Introduction to statistical models

R and packages

  • “Base” R
    • Dates back to 1990s
    • Now at version 4.2.2
    • Evolves a bit, but nothing dramatic
  • Packages
    • Add-ons for extra functionality
    • Anyone can write: much more dynamic
  • RStudio
    • A nice front-end for R
  • (If possible, best to keep RStudio, R and packages up to date.)

“Tidy” data in R

  • “Tidy” has specific meaning, i.e. that data are in table form with
    • row = an observation (“object”)
    • column = a variable (“measurement type”)
    • each cell containing one value
IncidentID DataZone FF_Incident_Type Risk_Level DateCreated
5224360 S01008082 False Alarm (UFAS) 2 2014-09-11
7478338 S01009650 Other Primary Fire 3 2017-12-30
5716405 S01012100 False Alarm (Dwelling) 2 2015-06-24
7832270 S01009860 Dwelling Fire 5 2018-07-02
5921500 S01011244 Outdoor Fire 2 2015-10-15
  • Strong connections to SQL
  • Terminology: “Table”, “Data Frame”, “Tibble” are mostly interchangeable.

Tidyverse packages - dplyr

  • dplyr = “data plier”
  • Functions to manipulate data table(s):
    • select to pick columns
    • filter to pick rows
    • group_by and tally to summarise
    • mutate to add new columns
    • left_join, full_join, etc, to join different tables

Packages - installing and loading

  • If a package isn’t already installed we can install with:
install.packages("dplyr")
  • After it’s installed we can load with the library command:
library(dplyr)

This puts all the package’s functions, data sets, etc, into the “environment”.

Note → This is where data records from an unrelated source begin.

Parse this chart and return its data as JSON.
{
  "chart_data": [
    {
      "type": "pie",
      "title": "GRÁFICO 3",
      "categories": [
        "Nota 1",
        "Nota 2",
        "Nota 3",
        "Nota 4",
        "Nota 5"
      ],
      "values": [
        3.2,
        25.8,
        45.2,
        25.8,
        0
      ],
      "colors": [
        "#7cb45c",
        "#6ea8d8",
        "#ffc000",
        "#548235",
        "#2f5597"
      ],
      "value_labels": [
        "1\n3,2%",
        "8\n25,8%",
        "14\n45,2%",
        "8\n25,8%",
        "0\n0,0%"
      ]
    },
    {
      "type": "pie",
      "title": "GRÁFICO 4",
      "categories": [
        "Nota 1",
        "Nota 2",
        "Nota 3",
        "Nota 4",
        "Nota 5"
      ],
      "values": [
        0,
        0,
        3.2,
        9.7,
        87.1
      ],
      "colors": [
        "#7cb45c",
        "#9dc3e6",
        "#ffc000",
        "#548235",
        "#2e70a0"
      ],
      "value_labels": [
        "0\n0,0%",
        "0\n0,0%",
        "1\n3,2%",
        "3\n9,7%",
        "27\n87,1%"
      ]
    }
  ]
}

  • We can use library(tidyverse) to load in all the tidyverse packages in one go (including dplyr)
  • In RStudio Tools -> Check for Package Updates then Select All and Install Updates keeps packages up to date.

Getting started for today

  • First we’ll do Session -> Set Working Directory to select a suitable folder (where we’ve put incidents.rds).
  • Then we’ll load the incidents data file:
incidents <- readr::read_rds('incidents.rds')
  • (The :: tells R to look for read_rds in the readr package.)
  • Then glimpse lets us see what we’ve loaded:
glimpse(incidents)

dplyr: filtering and selecting

filter(incidents, DataZone == "S01012100")
select(incidents, DateCreated)
select(filter(incidents, DataZone == "S01012100"), DateCreated)

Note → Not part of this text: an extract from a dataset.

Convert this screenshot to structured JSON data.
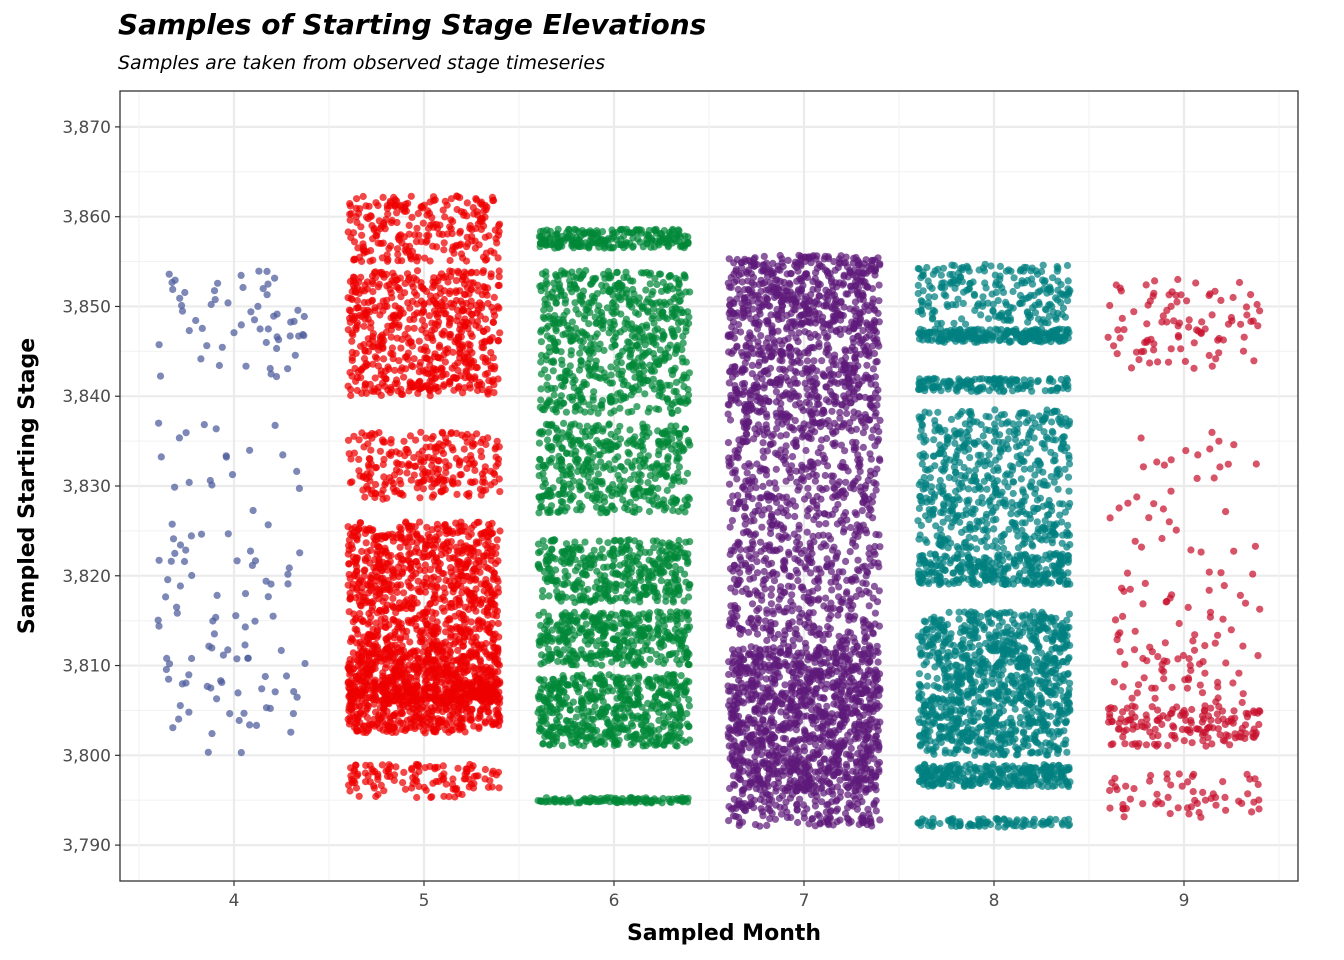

(Tip: in RStudio pressing the TAB key often helpfully autocompletes function and variable names)

These commands are “standard” code. They work fine but can soon become hard to read if we make multiple function calls. This is where “piping” helps.

The pipe, |>

  • That previous command read out loud is: “Take incidents data then filter (down to a particular DataZone) then select the DateCreated variable.”
incidents |> filter(DataZone == "S01012100") |> select(DateCreated)
  • The pipe, |>, is read as “then”
  • Can string together “pipelines” of commands that remain readable
  • Pipelines are easy to “break up” when developing/checking code, e.g. copy-and-pasting the first bit(s) of it
  • Note: |> is now in “base R”, replacing the older %>% which previously needed a package

dplyr: grouping and summarising

  • group_by works in conjunction with another function that performs an operation “by group”
  • In our reports, we often use group_by with tally:
incidents |> group_by(DateCreated) |> tally() |> plot()

A note on workflow

  • In workflow to date we have:
    • worked with “data dump”s exported from SQL databases as CSV files
    • loaded these into local computer memory
    • performed calculations on local CPU
  • Issues with this include:
    • Data security
    • Data integrity/versioning
    • Storage/compute limitations
  • Much better (if possible) is to connect directly to SQL databases
    • dbplyr enables doing this and using dplyr code as if the data were local

Some examples from our reports

What do the following do?

(NB: acorn is a table with each row being a property)

acorn_tallied <- acorn |> group_by(DataZone) |> tally(name = 'n_properties')
incidents_tallied <- incidents |> 
  group_by(DataZone, ACORN_CAT, Risk_Level) |>  tally(name = 'n_incidents') 

Answers:

  1. Counts the number of properties in each data zone

  2. Counts how many incidents there were in each (DataZone, ACORN_CAT, Risk_Level) combination

Some things to try

  • Determine how many incidents there were of each risk level
  • Consider all the incidents in data zone S01012315
    • Filter to obtain these.
    • How many were there?
    • Of these, how many were of type “Dwelling Fire”?
  • Of all the incidents with risk level 5, find the number of fire casualties involved.
    • Pipe the output into table() to make a frequency table.
    • Pipe that outputted table into barplot() to show the data as a plot.